Tri-Cities Transit Follies 

In news closer to home, the Tri-Cites (the one consisting of Coquitlam, Port Coquitlam, Port Moody, Anmore, and Belcarra) are to be subjected to a light rail system. I think this is the wrong choice, a sentiment reinforced by a conversation with my dad, who works for SkyTrain. This makes him both something of an expert on transit issues and a bit biased in favour of a particular transit solution.

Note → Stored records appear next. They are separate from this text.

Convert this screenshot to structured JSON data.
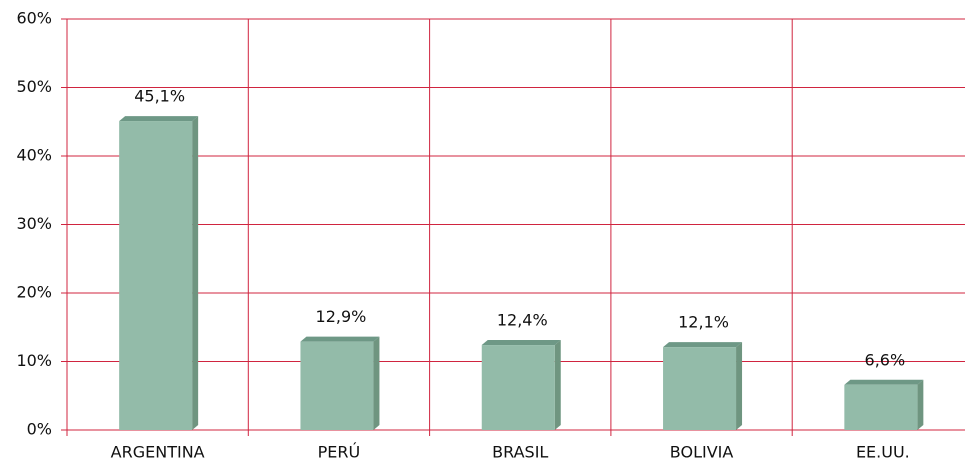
{
  "chart_data": {
    "type": "bar",
    "categories": [
      "ARGENTINA",
      "PERÚ",
      "BRASIL",
      "BOLIVIA",
      "EE.UU."
    ],
    "values": [
      45.1,
      12.9,
      12.4,
      12.1,
      6.6
    ],
    "value_labels": [
      "45,1%",
      "12,9%",
      "12,4%",
      "12,1%",
      "6,6%"
    ],
    "color": "#93bba9",
    "ylim": [
      0,
      60
    ],
    "yticks": [
      {
        "value": 0,
        "label": "0%"
      },
      {
        "value": 10,
        "label": "10%"
      },
      {
        "value": 20,
        "label": "20%"
      },
      {
        "value": 30,
        "label": "30%"
      },
      {
        "value": 40,
        "label": "40%"
      },
      {
        "value": 50,
        "label": "50%"
      },
      {
        "value": 60,
        "label": "60%"
      }
    ],
    "grid": true
  }
}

To the facts. There were three systems being seriously considered for a transit solution, which mostly meant finding some way of getting people from Coquitlam Centre Mall (or the Coquitlam campus of Douglas College, or the Coquitlam city hall; take your pick as to the most useful description of the area) to the Lougheed Mall SkyTrain station, and thus to the rest of the transit system. It appears the preferred route goes through Port Moody.

The slowest, cheapest option was buses, or better yet, guided rubber-tire transit, which is a doofus stopgap system that amounts to an elevated bus lane. It was apparently dismissed as "too risky," though I suspect that could be re-read as "too dorky." Nonetheless, I think it offers few advantages over just running a B-line fast-bus route on the roads, and adding bus-lanes where necessary to speed things up.

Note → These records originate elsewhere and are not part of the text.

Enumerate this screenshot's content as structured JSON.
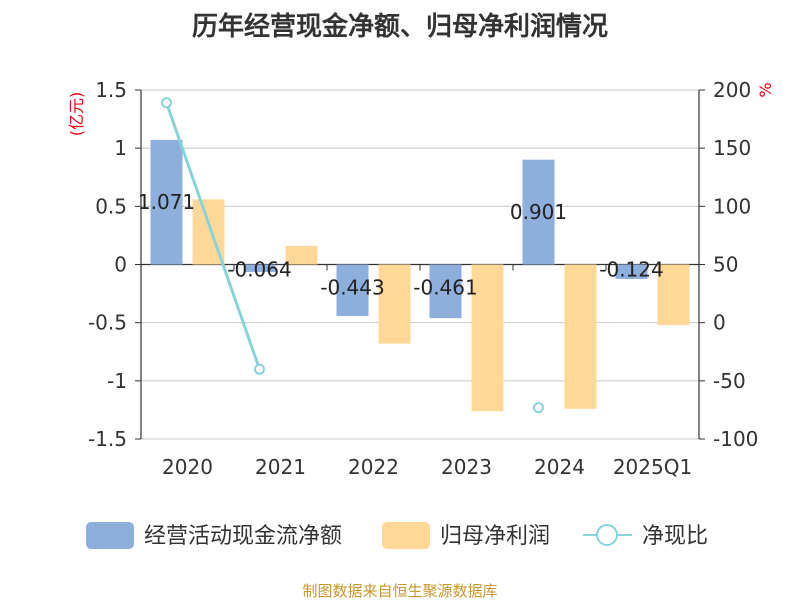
{
  "chart_data": {
    "type": "bar+line",
    "title": "历年经营现金净额、归母净利润情况",
    "categories": [
      "2020",
      "2021",
      "2022",
      "2023",
      "2024",
      "2025Q1"
    ],
    "left_axis": {
      "unit": "(亿元)",
      "ylim": [
        -1.5,
        1.5
      ],
      "ticks": [
        "-1.5",
        "-1",
        "-0.5",
        "0",
        "0.5",
        "1",
        "1.5"
      ]
    },
    "right_axis": {
      "unit": "%",
      "ylim": [
        -100,
        200
      ],
      "ticks": [
        "-100",
        "-50",
        "0",
        "50",
        "100",
        "150",
        "200"
      ]
    },
    "series": [
      {
        "name": "经营活动现金流净额",
        "type": "bar",
        "axis": "left",
        "color": "#8eaedc",
        "values": [
          1.071,
          -0.064,
          -0.443,
          -0.461,
          0.901,
          -0.124
        ],
        "labels": [
          "1.071",
          "-0.064",
          "-0.443",
          "-0.461",
          "0.901",
          "-0.124"
        ]
      },
      {
        "name": "归母净利润",
        "type": "bar",
        "axis": "left",
        "color": "#ffd897",
        "values": [
          0.56,
          0.16,
          -0.68,
          -1.26,
          -1.24,
          -0.52
        ]
      },
      {
        "name": "净现比",
        "type": "line",
        "axis": "right",
        "color": "#88d3d9",
        "values": [
          189,
          -40,
          null,
          null,
          -73,
          null
        ]
      }
    ],
    "grid": true,
    "legend": "bottom"
  },
  "footer": {
    "source": "制图数据来自恒生聚源数据库"
  }
}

The fast, super-expensive option is SkyTrain. 13 minute estimated travel time from end to end. That's really, really fast! In rush hour, it would be, no contest, twice as quick as any other way of getting from Coquitlam to Lougheed Mall. That's the kind of speed that puts people in the seats. Coquitlam Mayor Jon Kingsbury disputed that speed estimate, but he's an idiot. More on that in the next section.

SkyTrain's dirty little secret is that it roughly pays for its operating costs (not its capital costs) out of the fare box, which is nearly unheard of in transit systems, and Greater Vancouver has about as small a population as you can have and still justify a light rail system. But SkyTrain is expensive and it doesn't look cute, with those big guideways and big cars.

Light rail is oh-so cute! It's got cute little trains, it has cute little stations, and it's all very "human scaled." It's also a dog. It's most of the way to the capital costs of a SkyTrain system, but it can't carry as many people, and more importantly, it takes 20 minutes to make the trip. That's not unbearable, but I think the faster trip would be worth the trouble. The gap between trains will also be longer than SkyTrain

Now, back to His Worship, Mayor Kingsbury. From the article above: "Kingsbury said the SkyTrain estimates were unrealistic because they failed to consider stop times of 1.5 minutes at each of the nine stations along the route." Well, my dad had some strong words to say about that, since the stop times that SkyTrain actually puts in right now are well under 20 seconds, and they sweat that number to the second, trying to get it as low as possible at each stop (I think that 13-15 second stops are done at the less popular stations). With 9 stations on the route, SkyTrain would spend at most 3 minutes at rest on this route, not the 13.5 minutes the unclever mayor wants to claim. I'm not even sure if the light rail system would actually be that slow in practice, though I assume that they'll use techniques like fare-taking as you board, which slows things down considerably compared to SkyTrain's pay-before-you-get-to-the-platform system.

So, I don't think a good decision has been made. I think the resulting system will work, after a fashion, and I'm sure to use it on occasion, and I'll try not to resent the big headways (6-15 minutes, versus something more like 1.5-5 minutes between SkyTrains). But SkyTrain would be faster, and faster is really important to making a transit system useful and popular.